Richard Marangoni est le directeur de la Sûreté Publique de Monaco. Le patron de la police monégasque revient sur l'impact de la pandémie quant aux missions quotidiennes des différentes unités de la Sûreté.

Faire respecter les mesures décidées par le gouvernement, assurer la sécurité de la population, la Sûreté Publique a vu ses missions évoluer au fil des semaines depuis l'arrivée de la pandémie. Dernièrement, à l'occasion des fêtes de fin d'années, les agents ont par exemple dû faire preuve de vigilance face aux personnes souhaitant entrer en Principauté alors qu'elles n'en avaient pas le droit. Entre réorganisation et nouvelles missions, les représentants de l'ordre ont dû s'adapter.

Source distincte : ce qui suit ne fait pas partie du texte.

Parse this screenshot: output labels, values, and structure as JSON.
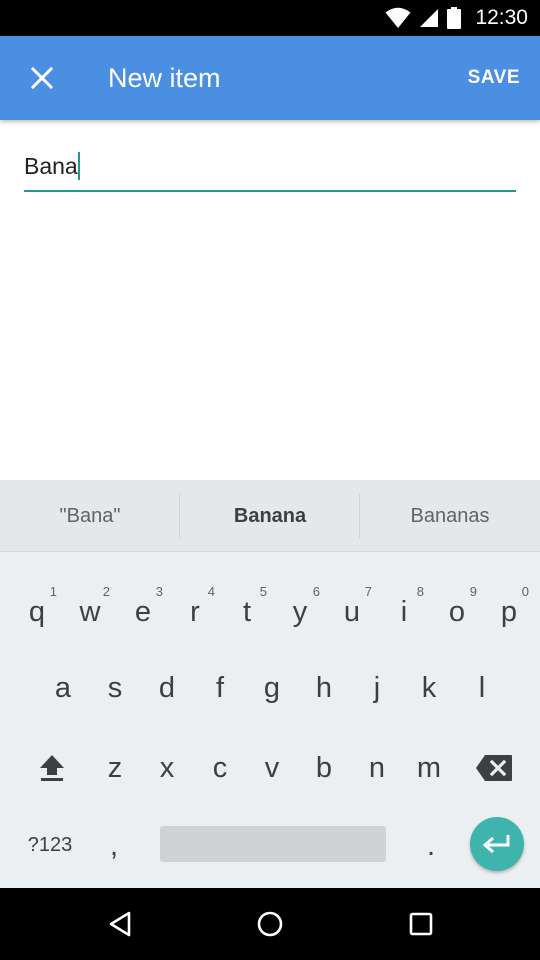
{
  "status_bar": {
    "time": "12:30",
    "icons": [
      "wifi-icon",
      "signal-icon",
      "battery-icon"
    ]
  },
  "app_bar": {
    "title": "New item",
    "close_icon": "close-icon",
    "save_label": "SAVE",
    "color": "#4a8fe2"
  },
  "form": {
    "item_name_value": "Bana",
    "accent_color": "#1e9a8e"
  },
  "keyboard": {
    "suggestions": [
      "\"Bana\"",
      "Banana",
      "Bananas"
    ],
    "row1": [
      {
        "key": "q",
        "hint": "1"
      },
      {
        "key": "w",
        "hint": "2"
      },
      {
        "key": "e",
        "hint": "3"
      },
      {
        "key": "r",
        "hint": "4"
      },
      {
        "key": "t",
        "hint": "5"
      },
      {
        "key": "y",
        "hint": "6"
      },
      {
        "key": "u",
        "hint": "7"
      },
      {
        "key": "i",
        "hint": "8"
      },
      {
        "key": "o",
        "hint": "9"
      },
      {
        "key": "p",
        "hint": "0"
      }
    ],
    "row2": [
      "a",
      "s",
      "d",
      "f",
      "g",
      "h",
      "j",
      "k",
      "l"
    ],
    "row3": [
      "z",
      "x",
      "c",
      "v",
      "b",
      "n",
      "m"
    ],
    "symbols_label": "?123",
    "comma": ",",
    "period": ".",
    "shift_icon": "shift-icon",
    "backspace_icon": "backspace-icon",
    "enter_icon": "enter-icon",
    "enter_color": "#3eb4ac"
  },
  "nav_bar": {
    "icons": [
      "back-icon",
      "home-icon",
      "recents-icon"
    ]
  }
}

Quel impact la pandémie a-t-elle eu sur votre mission ?

La Sûreté Publique, comme toutes les composantes de l'Etat, a été impliquée dans la lutte contre cette pandémie en jouant un rôle essentiel dans ce combat. Dès le début, nos effectifs ont été en première ligne pour assurer le respect des prescriptions gouvernementales en matière sanitaire, en usant à la fois de pédagogie et de fermeté.

Dans quelles mesures avez-vous dû modifier vos process habituels ?

Les contrôles pour l'application des mesures se sont rajoutées à nos missions quotidiennes. Il a fallu s'adapter pour accueillir le public dans des conditions sanitaires satisfaisantes (matériels de protection, régulation des flux, prise de rendez-vous) qui ont pu bousculer les habitudes des résidents. Nous avons réorganisé notre temps de travail en activant ponctuellement le télétravail, ou en opérant des rotations de personnels, pour être toujours en mesure d'assurer la continuité du service. La plupart de nos réunions se déroulent désormais par le biais d'outils numériques.

Comment vos équipes ont-elles été touchées par cette pandémie, tant physiquement que mentalement ?

Nous ne déplorons qu'un nombre très limité de cas de personnels contaminés, la plupart du temps dans leur sphère privée. Mais l'extrême prudence que nous nous sommes imposée dès le mois de mars, a permis globalement de nous préserver, même si nous sommes quotidiennement au contact de la population, et donc de la maladie. La mobilisation des effectifs est toujours totale, car nous sommes conscients de l'importance cruciale de notre mission, dans le combat qui est mené contre ce fléau. Ceci dit, au même titre que la population, nous aspirons tous à retrouver une vie normale.